In order to verify that joint camera pose estimation is superior to independent estimation of each camera pose in terms of accuracy and robustness, we compared jointly estimated poses and independently estimated poses with the ARToolkit [2] which was regarded as a ground truth due to its sufficient robustness and accuracy. We used a marker-attached box (Fig. 11); this allowed both edge-based 3-D object tracking and marker-based tracking to be applied same image sequence. The image sequence has 500 frames and was captured from the stereo camera on the Optimus 3-D smartphone. Figure 12 shows the trajectories of the cameras, which were estimated jointly and independently using box model, and from ARToolKit. Their differences were mostly not so significant; however, the error of independently estimated position of the left camera (orange line) increased in the interval from frame 418 to 449. This error results in inconsistent augmentation on stereo display, which can disrupt immersion and cause visual discomfort; this problem can be avoided by adopting joint camera pose estimation. On the other hand, joint camera pose estimation worked well maintaining geometric relationship between the left and right cameras at every frames.

However, stereo camera tracking we used can fail if camera motion between adjacent frames is too large because correspondence searching range cannot cover the motion and edges cannot be detected due to motion blur. Because this is the intrinsic problem of the edge-based tracking, it is difficult to evade tracking failure due to large motion. In order to handle tracking failure, a recovery method such as [13] should be adopted. Unfortunately, the device we used does not have sufficient computing power to performing such recovery method; if new devices which have newest hardware and stereo camera are released, recovery methods can be adopted.

4 Conclusion

This paper presented an augmented reality framework for mobile stereo display. Our framework supports autostereoscopic display as well as a video see-through display like Google cardboard. Joint camera pose estimation in stereo camera tracking allows the precise registration of the real and the virtual worlds and consistent augmentation across both views. Utilizing the GPU and multi-threading enabled the framework to perform at an interactive rate, despite many computations for stereo camera tracking and image warping. The experiments and demonstration showed the feasibility of the framework.

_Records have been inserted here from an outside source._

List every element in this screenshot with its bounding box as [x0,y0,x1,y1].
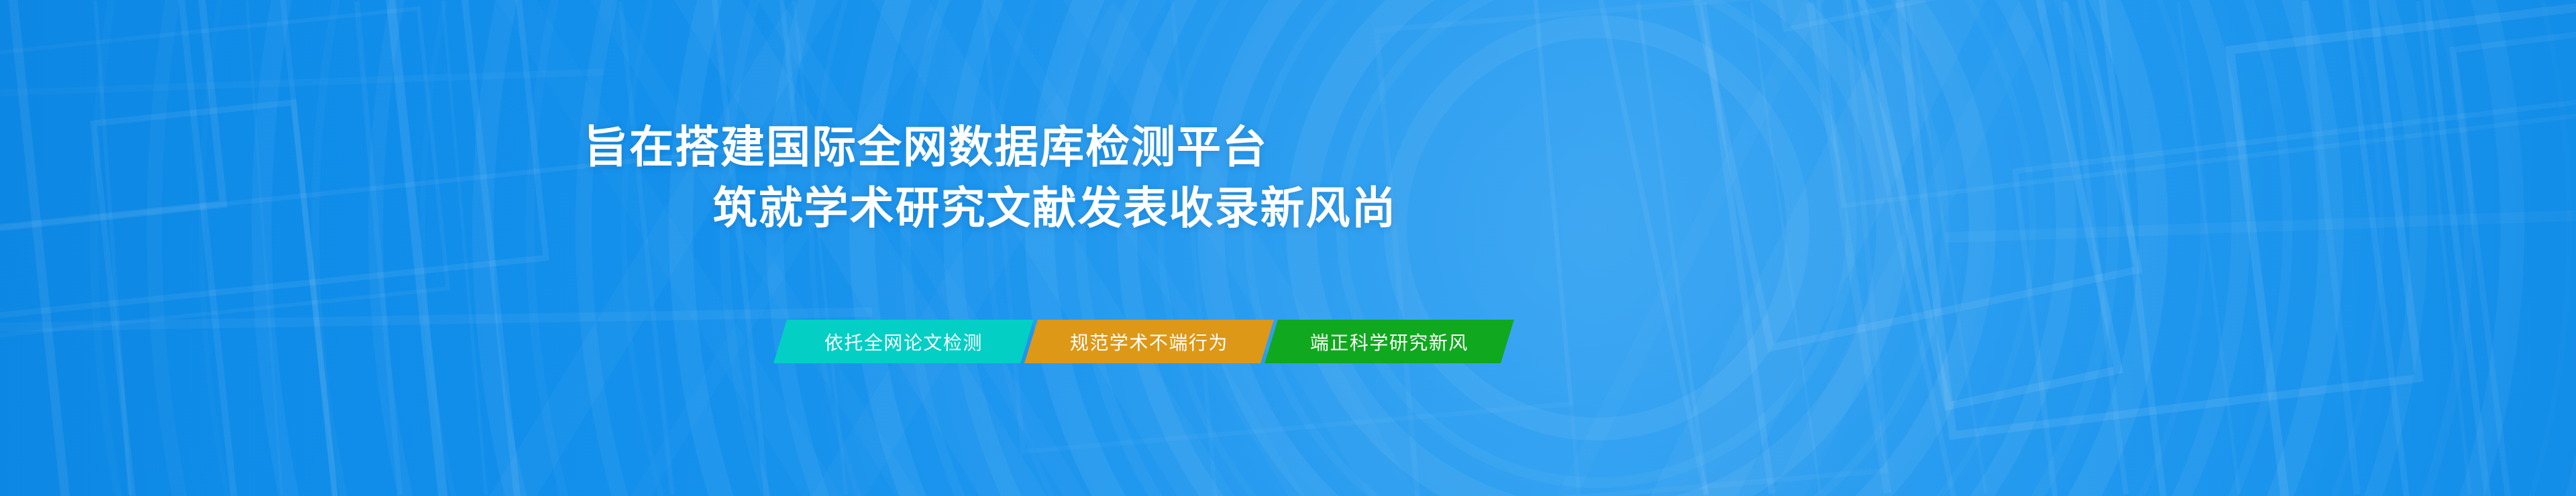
headline-line-2: 筑就学术研究文献发表收录新风尚 [0,186,1851,230]
background-vignette [0,0,2576,496]
headline-line-1: 旨在搭建国际全网数据库检测平台 [0,125,1851,169]
badge-misconduct-label: 规范学术不端行为 [1046,328,1252,355]
headline-block: 旨在搭建国际全网数据库检测平台 筑就学术研究文献发表收录新风尚 [0,125,1851,230]
background-grid-left [0,0,2576,496]
background-arcs-decoration [0,0,2576,496]
badge-research-ethos-label: 端正科学研究新风 [1286,328,1493,355]
badge-misconduct[interactable]: 规范学术不端行为 [1024,320,1274,363]
background-grid-right [0,0,2576,496]
promo-banner: 旨在搭建国际全网数据库检测平台 筑就学术研究文献发表收录新风尚 依托全网论文检测… [0,0,2576,496]
badge-paper-detection-label: 依托全网论文检测 [800,328,1007,355]
badge-research-ethos[interactable]: 端正科学研究新风 [1265,320,1514,363]
background-grid-mid [0,0,2576,496]
background-diagonal-bands [0,0,2576,496]
badge-row: 依托全网论文检测 规范学术不端行为 端正科学研究新风 [780,320,1507,363]
badge-paper-detection[interactable]: 依托全网论文检测 [773,320,1034,363]
background-gradient [0,0,2576,496]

Nevertheless, there is considerable room for the improvement of our framework. One issue is that the distortion mapping function for predistortion was not estimated to completely adjust the features of the display but was just approximated. Another is that the use of the old-fashioned device restricted the potential speed-up of the tracking by optimization. For example, recent devices have many possibilities for optimization by supporting OpenCL and memory mapping between the CPU and GPU. We are currently conducting more optimizations of tracking for further speed-up and robustness.